NavList:
A Community Devoted to the Preservation and Practice of Celestial Navigation and Other Methods of Traditional Wayfinding
From: UNK
Date: 2014 Mar 21, 12:39 -0700
Bruce Bauer writes – The Sextant Handbook – “What many people end up doing is taking the sight bare eyed with the scope adjusted to compensate for vision defects and then putting on the glasses for reading time and altitude.”
My problem is that I can’t do that adjustment using my SNO-T sextant. I am short sighted – about minus 8 dioptres nowadays – and it isn’t possible to shorten the Galilean scope enough to get a clear image without glasses. Thus my problem is reversed to that described by Bruce Bauer. I can read and write both with and without glasses but I can’t take sights without them.

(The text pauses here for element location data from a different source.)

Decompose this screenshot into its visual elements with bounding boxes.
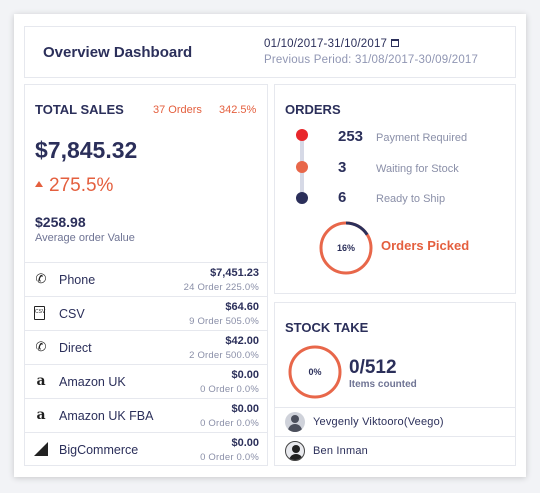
dashboard-card: Overview Dashboard 01/10/2017-31/10/2017… xyxy=(14,14,526,477)
total-sales-panel: TOTAL SALES 37 Orders 342.5% $7,845.32 2… xyxy=(24,84,268,466)
sales-growth-value: 275.5% xyxy=(49,175,114,196)
channel-detail: 0 Order 0.0% xyxy=(200,384,259,395)
channel-row-phone[interactable]: ✆ Phone $7,451.23 24 Order 225.0% xyxy=(25,262,267,296)
channel-detail: 2 Order 500.0% xyxy=(189,350,259,361)
channel-row-amazon-uk[interactable]: a Amazon UK $0.00 0 Order 0.0% xyxy=(25,364,267,398)
channel-detail: 9 Order 505.0% xyxy=(189,316,259,327)
channel-name: Amazon UK xyxy=(59,375,126,389)
stock-take-ring: 0% xyxy=(288,345,342,399)
user-row[interactable]: Yevgenly Viktooro(Veego) xyxy=(275,407,515,436)
channel-name: Direct xyxy=(59,341,92,355)
channel-detail: 24 Order 225.0% xyxy=(183,282,259,293)
phone-icon: ✆ xyxy=(35,339,47,354)
channel-name: BigCommerce xyxy=(59,443,139,457)
order-status-waiting[interactable]: Waiting for Stock xyxy=(376,163,459,175)
bigcommerce-icon xyxy=(34,442,48,456)
up-arrow-icon xyxy=(35,181,43,187)
csv-file-icon: CSV xyxy=(34,306,45,320)
user-name: Yevgenly Viktooro(Veego) xyxy=(313,416,444,428)
status-dot-ready xyxy=(296,192,308,204)
order-count-ready[interactable]: 6 xyxy=(338,189,346,206)
stock-percent: 0% xyxy=(308,367,321,377)
channel-amount: $0.00 xyxy=(231,437,259,449)
total-sales-amount: $7,845.32 xyxy=(35,137,138,163)
order-count-waiting[interactable]: 3 xyxy=(338,159,346,176)
channel-detail: 0 Order 0.0% xyxy=(200,452,259,463)
channel-name: CSV xyxy=(59,307,85,321)
date-range-picker[interactable]: 01/10/2017-31/10/2017 xyxy=(264,38,400,50)
amazon-icon: a xyxy=(36,407,46,423)
items-counted-label: Items counted xyxy=(349,379,417,390)
channel-row-csv[interactable]: CSV CSV $64.60 9 Order 505.0% xyxy=(25,296,267,330)
channel-amount: $64.60 xyxy=(225,301,259,313)
channel-row-amazon-uk-fba[interactable]: a Amazon UK FBA $0.00 0 Order 0.0% xyxy=(25,398,267,432)
total-orders-percent: 342.5% xyxy=(219,104,257,116)
order-status-payment[interactable]: Payment Required xyxy=(376,132,467,144)
avatar xyxy=(285,412,305,432)
status-dot-payment xyxy=(296,129,308,141)
average-order-value: $258.98 xyxy=(35,214,86,230)
channel-row-bigcommerce[interactable]: BigCommerce $0.00 0 Order 0.0% xyxy=(25,432,267,466)
channel-amount: $7,451.23 xyxy=(210,267,259,279)
order-count-payment[interactable]: 253 xyxy=(338,128,363,145)
channel-amount: $0.00 xyxy=(231,403,259,415)
picked-percent: 16% xyxy=(337,243,355,253)
orders-picked-label: Orders Picked xyxy=(381,238,470,253)
date-range-text: 01/10/2017-31/10/2017 xyxy=(264,38,388,50)
channel-detail: 0 Order 0.0% xyxy=(200,418,259,429)
average-order-label: Average order Value xyxy=(35,232,135,244)
amazon-icon: a xyxy=(36,373,46,389)
page-title: Overview Dashboard xyxy=(43,44,193,61)
previous-period: Previous Period: 31/08/2017-30/09/2017 xyxy=(264,54,479,66)
channel-amount: $0.00 xyxy=(231,369,259,381)
calendar-icon[interactable] xyxy=(391,39,400,47)
orders-heading: ORDERS xyxy=(285,102,341,117)
order-status-ready[interactable]: Ready to Ship xyxy=(376,193,445,205)
sales-growth: 275.5% xyxy=(35,175,113,197)
phone-icon: ✆ xyxy=(35,271,47,286)
user-row[interactable]: Ben Inman xyxy=(275,436,515,465)
items-counted-value: 0/512 xyxy=(349,357,397,378)
stock-take-panel: STOCK TAKE 0% 0/512 Items counted Yevgen… xyxy=(274,302,516,466)
orders-panel: ORDERS 253 Payment Required 3 Waiting fo… xyxy=(274,84,516,294)
channel-name: Phone xyxy=(59,273,96,287)
channel-amount: $42.00 xyxy=(225,335,259,347)
total-sales-heading: TOTAL SALES xyxy=(35,102,124,117)
dashboard-header: Overview Dashboard 01/10/2017-31/10/2017… xyxy=(24,26,516,78)
orders-picked-ring: 16% xyxy=(319,221,373,275)
user-name: Ben Inman xyxy=(313,445,369,457)
total-orders-count: 37 Orders xyxy=(153,104,202,116)
avatar xyxy=(285,441,305,461)
stock-take-heading: STOCK TAKE xyxy=(285,320,369,335)
status-dot-waiting xyxy=(296,161,308,173)
channel-name: Amazon UK FBA xyxy=(59,409,154,423)
channel-row-direct[interactable]: ✆ Direct $42.00 2 Order 500.0% xyxy=(25,330,267,364)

The solution is so obvious and simple that it must have been tried before. A compensating lens is gently pressed into the rubber eye shield. It is a lens from an old pair of glasses, cut circular, diameter 28 mm.
See attachments!
I am of course aware of that this is possible because of the design of this particular eyes shield and perhaps not optimal from an opticians point of view - but for me better than a sextant / glasses combination.
As to taking off / putting on glasses when using binoculars or taking sextant sights I just push them, the glasses, up above my eyebrows. A slight grimace and they are back on my nose. And it helps that I always have a glasses strap when aboard.